Researchers from Openai developed new technology entitled “Hierarchy of Instructions”, which enhances the protection of II models from abuse and unauthorized commands. This method allows models to pay more attention to the initial instructions of the developer, ignoring incorrect user requests.

The first model using the new method is a recently launched light version of the GPT -4O Mini. The technique of the hierarchy of instructions helps models to follow the developer’s system messages, which significantly increases their safety and reduces the risk of using “intruding” commands.

The Openai research article explains that the existing large language models (LLM) are not able to distinguish between user commands and system instructions of the developers. The new method allows the system to give priority to system instructions and ignore malicious requests, for example, such as “forget all previous instructions”.

The new protection is especially important for future fully automated agents who can perform various tasks in the digital life of users. Such agents should be resistant to attacks in order to prevent leakage of confidential information.

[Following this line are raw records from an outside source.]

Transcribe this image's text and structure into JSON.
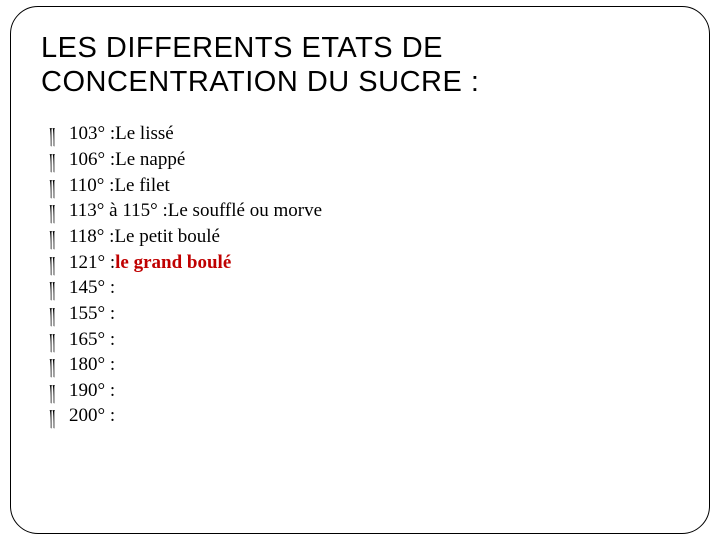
{
  "title": "LES  DIFFERENTS  ETATS DE CONCENTRATION  DU  SUCRE :",
  "bullet_glyph": "༎",
  "highlight_color": "#c00000",
  "items": [
    {
      "temp": "103° ",
      "sep": ": ",
      "label": "Le lissé",
      "highlight": false
    },
    {
      "temp": "106° ",
      "sep": ": ",
      "label": "Le nappé",
      "highlight": false
    },
    {
      "temp": "110° ",
      "sep": ": ",
      "label": "Le filet",
      "highlight": false
    },
    {
      "temp": "113° à 115° ",
      "sep": ": ",
      "label": "Le soufflé ou morve",
      "highlight": false
    },
    {
      "temp": "118° ",
      "sep": ": ",
      "label": "Le petit boulé",
      "highlight": false
    },
    {
      "temp": "121° ",
      "sep": ": ",
      "label": "le grand boulé",
      "highlight": true
    },
    {
      "temp": "145° ",
      "sep": ":",
      "label": "",
      "highlight": false
    },
    {
      "temp": "155° ",
      "sep": ":",
      "label": "",
      "highlight": false
    },
    {
      "temp": "165° ",
      "sep": ":",
      "label": "",
      "highlight": false
    },
    {
      "temp": "180° ",
      "sep": ":",
      "label": "",
      "highlight": false
    },
    {
      "temp": "190° ",
      "sep": ":",
      "label": "",
      "highlight": false
    },
    {
      "temp": "200° ",
      "sep": ":",
      "label": "",
      "highlight": false
    }
  ]
}
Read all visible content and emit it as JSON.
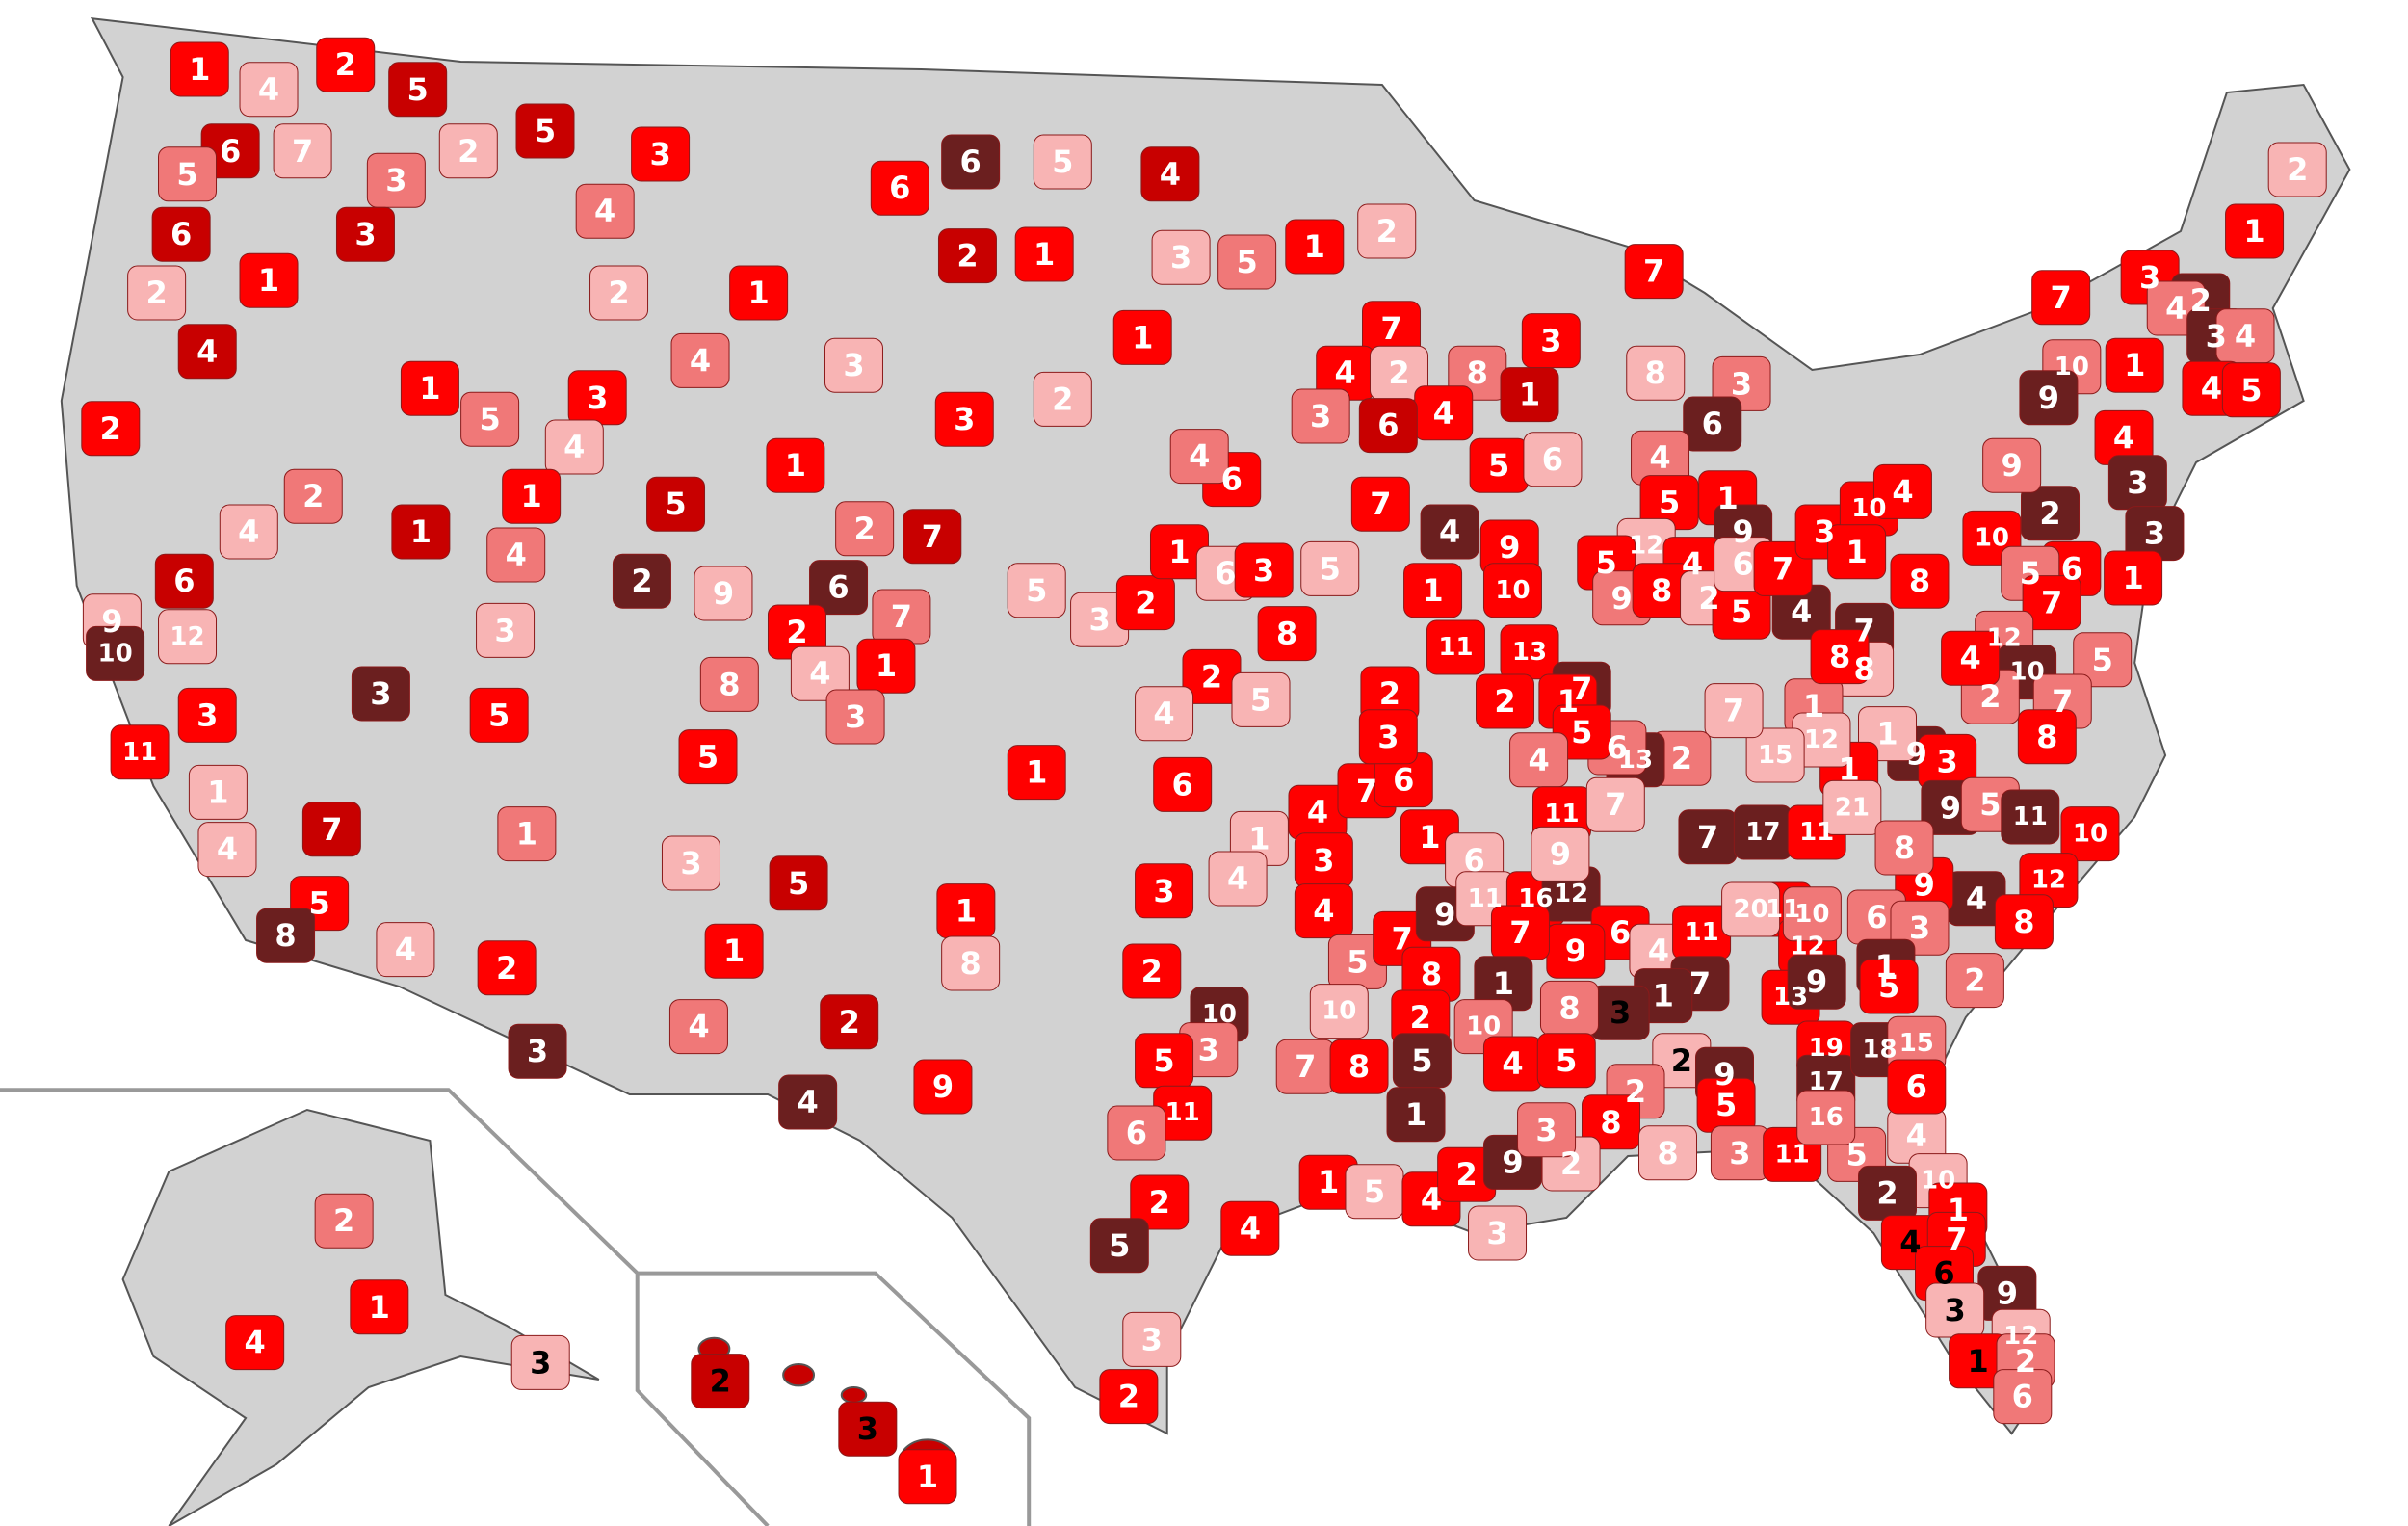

Recently, Openai has criticized security and transparency. Internal letters of employees and the departure of key researchers emphasize the need to improve these aspects. The introduction of methods such as the hierarchy of instructions is an important step towards increasing users’ trust in AI and ensuring their safety.

with the improvement of the protection of AI models will be able to fulfill their functions more reliable, which makes their use safer and more effective in various fields.

/Reports, release notes, official announcements.